For index methods that support ordered scans (currently, only B-tree), the optional clauses ASC, DESC, NULLS FIRST, and/or NULLS LAST can be specified to modify the sort ordering of the index. Since an ordered index can be scanned either forward or backward, it is not normally useful to create a single-column DESC index — that sort ordering is already available with a regular index. The value of these options is that multicolumn indexes can be created that match the sort ordering requested by a mixed-ordering query, such as SELECT ... ORDER BY x ASC, y DESC. The NULLS options are useful if you need to support "nulls sort low" behavior, rather than the default "nulls sort high", in queries that depend on indexes to avoid sorting steps.

For most index methods, the speed of creating an index is dependent on the setting of maintenance_work_mem. Larger values will reduce the time needed for index creation, so long as you don't make it larger than the amount of memory really available, which would drive the machine into swapping.

Use DROP INDEX to remove an index.

Prior releases of PostgreSQL also had an R-tree index method. This method has been removed because it had no significant advantages over the GiST method. If USING rtree is specified, CREATE INDEX will interpret it as USING gist, to simplify conversion of old databases to GiST.

Examples

To create a B-tree index on the column title in the table films:

CREATE UNIQUE INDEX title_idx ON films (title);

To create an index on the expression lower(title), allowing efficient case-insensitive searches:

CREATE INDEX ON films ((lower(title)));

(In this example we have chosen to omit the index name, so the system will choose a name, typically films_lower_idx.)

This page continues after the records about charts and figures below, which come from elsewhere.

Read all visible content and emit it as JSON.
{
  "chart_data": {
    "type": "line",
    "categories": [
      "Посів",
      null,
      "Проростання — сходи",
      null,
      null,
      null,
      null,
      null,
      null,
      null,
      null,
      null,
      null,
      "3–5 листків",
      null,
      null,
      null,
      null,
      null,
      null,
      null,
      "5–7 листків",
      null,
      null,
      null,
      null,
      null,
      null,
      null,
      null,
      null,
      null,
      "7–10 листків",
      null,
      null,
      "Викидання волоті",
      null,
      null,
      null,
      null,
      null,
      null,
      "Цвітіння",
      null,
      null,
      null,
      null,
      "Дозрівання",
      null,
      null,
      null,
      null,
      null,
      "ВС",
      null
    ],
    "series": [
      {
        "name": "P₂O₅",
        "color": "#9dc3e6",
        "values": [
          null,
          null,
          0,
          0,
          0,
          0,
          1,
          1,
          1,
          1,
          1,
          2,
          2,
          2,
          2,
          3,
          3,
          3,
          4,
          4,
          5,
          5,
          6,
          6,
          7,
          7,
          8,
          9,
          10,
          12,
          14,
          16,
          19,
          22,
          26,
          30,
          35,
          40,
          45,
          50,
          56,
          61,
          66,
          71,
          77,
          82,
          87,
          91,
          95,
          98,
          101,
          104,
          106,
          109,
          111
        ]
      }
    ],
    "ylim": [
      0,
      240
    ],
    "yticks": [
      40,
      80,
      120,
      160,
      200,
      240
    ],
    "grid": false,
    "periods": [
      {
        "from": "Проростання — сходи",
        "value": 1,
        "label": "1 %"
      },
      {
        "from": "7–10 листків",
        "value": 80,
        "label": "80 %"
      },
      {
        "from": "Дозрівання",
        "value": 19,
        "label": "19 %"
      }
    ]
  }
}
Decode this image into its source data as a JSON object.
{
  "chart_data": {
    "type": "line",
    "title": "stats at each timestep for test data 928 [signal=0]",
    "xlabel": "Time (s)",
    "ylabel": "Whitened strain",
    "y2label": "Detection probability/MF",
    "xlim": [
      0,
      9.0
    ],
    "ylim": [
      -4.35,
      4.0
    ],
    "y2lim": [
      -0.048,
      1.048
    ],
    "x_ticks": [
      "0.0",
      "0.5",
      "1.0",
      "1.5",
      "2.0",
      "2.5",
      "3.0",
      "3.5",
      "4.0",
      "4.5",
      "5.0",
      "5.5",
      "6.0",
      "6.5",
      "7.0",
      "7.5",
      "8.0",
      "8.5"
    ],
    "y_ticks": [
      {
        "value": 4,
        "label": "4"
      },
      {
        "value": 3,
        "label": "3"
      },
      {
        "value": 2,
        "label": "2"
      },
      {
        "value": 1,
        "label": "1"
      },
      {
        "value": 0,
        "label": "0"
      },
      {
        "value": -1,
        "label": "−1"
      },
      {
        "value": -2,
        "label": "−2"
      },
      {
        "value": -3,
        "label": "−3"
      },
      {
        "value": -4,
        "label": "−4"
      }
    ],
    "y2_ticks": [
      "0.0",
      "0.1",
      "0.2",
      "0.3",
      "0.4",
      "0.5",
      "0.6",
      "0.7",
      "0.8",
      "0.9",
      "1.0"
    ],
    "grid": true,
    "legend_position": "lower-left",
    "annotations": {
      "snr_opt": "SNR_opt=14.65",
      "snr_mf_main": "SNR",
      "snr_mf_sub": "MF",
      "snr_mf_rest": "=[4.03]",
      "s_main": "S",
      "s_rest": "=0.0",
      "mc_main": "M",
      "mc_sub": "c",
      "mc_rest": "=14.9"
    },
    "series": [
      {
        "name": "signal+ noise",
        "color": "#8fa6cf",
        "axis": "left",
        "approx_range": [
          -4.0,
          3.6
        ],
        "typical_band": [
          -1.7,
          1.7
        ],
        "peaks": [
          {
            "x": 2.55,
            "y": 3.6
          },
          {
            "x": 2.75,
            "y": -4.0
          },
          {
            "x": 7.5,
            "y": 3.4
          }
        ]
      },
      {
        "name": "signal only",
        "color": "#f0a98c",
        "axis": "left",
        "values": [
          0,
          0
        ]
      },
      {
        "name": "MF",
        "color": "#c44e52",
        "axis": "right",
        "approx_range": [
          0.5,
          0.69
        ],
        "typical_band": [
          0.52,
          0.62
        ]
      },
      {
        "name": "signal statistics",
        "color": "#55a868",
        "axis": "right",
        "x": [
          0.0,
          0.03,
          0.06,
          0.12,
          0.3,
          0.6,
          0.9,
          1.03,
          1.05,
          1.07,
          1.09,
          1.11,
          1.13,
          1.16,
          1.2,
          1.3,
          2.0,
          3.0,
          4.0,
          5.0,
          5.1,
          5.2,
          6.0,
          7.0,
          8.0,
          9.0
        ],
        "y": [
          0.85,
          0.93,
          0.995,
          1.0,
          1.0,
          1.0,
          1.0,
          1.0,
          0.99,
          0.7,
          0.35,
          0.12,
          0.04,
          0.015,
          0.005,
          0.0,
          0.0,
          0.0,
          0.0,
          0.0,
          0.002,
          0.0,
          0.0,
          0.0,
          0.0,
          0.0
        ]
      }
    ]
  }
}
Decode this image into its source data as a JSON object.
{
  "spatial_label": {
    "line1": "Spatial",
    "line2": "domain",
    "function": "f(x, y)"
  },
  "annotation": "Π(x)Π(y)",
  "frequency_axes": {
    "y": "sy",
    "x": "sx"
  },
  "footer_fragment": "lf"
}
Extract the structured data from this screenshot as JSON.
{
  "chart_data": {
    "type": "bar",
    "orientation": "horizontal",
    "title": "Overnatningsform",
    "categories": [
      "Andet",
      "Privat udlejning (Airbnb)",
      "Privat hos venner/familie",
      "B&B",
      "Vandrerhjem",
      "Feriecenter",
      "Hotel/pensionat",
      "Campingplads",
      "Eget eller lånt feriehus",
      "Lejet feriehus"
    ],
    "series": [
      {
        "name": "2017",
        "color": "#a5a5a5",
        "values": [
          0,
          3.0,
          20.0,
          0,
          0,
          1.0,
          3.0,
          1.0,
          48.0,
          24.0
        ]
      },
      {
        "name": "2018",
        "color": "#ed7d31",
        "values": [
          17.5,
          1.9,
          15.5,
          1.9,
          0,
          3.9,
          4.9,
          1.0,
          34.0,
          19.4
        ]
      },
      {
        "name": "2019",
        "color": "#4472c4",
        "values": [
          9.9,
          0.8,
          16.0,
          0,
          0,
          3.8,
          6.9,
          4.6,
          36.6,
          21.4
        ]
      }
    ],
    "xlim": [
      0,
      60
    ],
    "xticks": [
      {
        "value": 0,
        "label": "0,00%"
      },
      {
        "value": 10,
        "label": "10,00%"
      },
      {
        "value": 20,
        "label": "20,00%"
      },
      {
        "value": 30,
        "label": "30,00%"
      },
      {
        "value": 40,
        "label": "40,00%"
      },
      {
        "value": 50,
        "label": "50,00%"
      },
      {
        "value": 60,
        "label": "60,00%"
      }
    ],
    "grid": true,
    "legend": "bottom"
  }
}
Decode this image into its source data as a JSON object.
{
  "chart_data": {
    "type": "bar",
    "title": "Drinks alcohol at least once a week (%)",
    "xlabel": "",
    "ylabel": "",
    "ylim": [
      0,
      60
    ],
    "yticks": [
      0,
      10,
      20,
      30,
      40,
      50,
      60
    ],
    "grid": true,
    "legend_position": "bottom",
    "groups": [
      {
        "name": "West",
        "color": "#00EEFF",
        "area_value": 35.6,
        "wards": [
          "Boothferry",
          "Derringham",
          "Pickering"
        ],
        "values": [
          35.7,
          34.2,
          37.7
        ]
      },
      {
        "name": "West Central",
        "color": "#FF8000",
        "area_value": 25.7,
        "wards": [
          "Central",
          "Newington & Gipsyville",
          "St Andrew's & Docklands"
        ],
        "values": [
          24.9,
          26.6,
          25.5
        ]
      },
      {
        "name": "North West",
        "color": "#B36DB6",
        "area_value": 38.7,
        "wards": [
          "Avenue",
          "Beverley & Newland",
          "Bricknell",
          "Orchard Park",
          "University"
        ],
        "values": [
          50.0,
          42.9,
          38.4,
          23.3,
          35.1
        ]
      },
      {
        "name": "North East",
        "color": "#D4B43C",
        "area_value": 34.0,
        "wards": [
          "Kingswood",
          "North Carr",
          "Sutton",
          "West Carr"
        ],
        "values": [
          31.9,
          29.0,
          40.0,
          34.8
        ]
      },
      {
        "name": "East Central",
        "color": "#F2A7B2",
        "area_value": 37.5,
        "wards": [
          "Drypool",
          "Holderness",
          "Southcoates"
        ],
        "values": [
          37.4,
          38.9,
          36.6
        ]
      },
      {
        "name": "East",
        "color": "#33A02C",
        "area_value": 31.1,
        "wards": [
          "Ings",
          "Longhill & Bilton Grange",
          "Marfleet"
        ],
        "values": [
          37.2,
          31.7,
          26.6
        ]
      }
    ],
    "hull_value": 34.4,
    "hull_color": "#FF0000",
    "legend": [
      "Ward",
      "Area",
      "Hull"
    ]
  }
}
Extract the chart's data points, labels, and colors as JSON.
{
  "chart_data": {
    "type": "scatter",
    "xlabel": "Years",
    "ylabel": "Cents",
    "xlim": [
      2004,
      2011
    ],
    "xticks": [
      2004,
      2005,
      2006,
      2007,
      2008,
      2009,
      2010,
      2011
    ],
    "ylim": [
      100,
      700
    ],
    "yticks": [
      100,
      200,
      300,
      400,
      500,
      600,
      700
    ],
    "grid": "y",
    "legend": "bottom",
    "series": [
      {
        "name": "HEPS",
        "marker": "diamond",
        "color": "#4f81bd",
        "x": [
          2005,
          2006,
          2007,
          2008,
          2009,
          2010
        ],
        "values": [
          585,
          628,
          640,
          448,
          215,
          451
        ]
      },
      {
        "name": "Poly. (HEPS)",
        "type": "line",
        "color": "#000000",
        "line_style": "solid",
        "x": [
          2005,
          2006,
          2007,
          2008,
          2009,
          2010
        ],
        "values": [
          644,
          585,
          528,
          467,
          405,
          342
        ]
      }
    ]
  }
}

To create an index with non-default collation:

CREATE INDEX title_idx_german ON films (title COLLATE "de_DE");

To create an index with non-default sort ordering of nulls:

CREATE INDEX title_idx_nulls_low ON films (title NULLS FIRST);

To create an index with non-default fill factor:

CREATE UNIQUE INDEX title_idx ON films (title) WITH (fillfactor = 70);

To create a GIN index with fast updates disabled:

CREATE INDEX gin_idx ON documents_table USING gin (locations) WITH (fastupdate = off);

To create an index on the column code in the table films and have the index reside in the tablespace indexspace:

CREATE INDEX code_idx ON films (code) TABLESPACE indexspace;

To create a GiST index on a point attribute so that we can efficiently use box operators on the result of the conversion function:

CREATE INDEX pointloc
    ON points USING gist (box(location,location));
SELECT * FROM points
    WHERE box(location,location) && '(0,0),(1,1)'::box;

To create an index without locking out writes to the table:

CREATE INDEX CONCURRENTLY sales_quantity_index ON sales_table (quantity);

Compatibility

CREATE INDEX is a PostgreSQL language extension. There are no provisions for indexes in the SQL standard.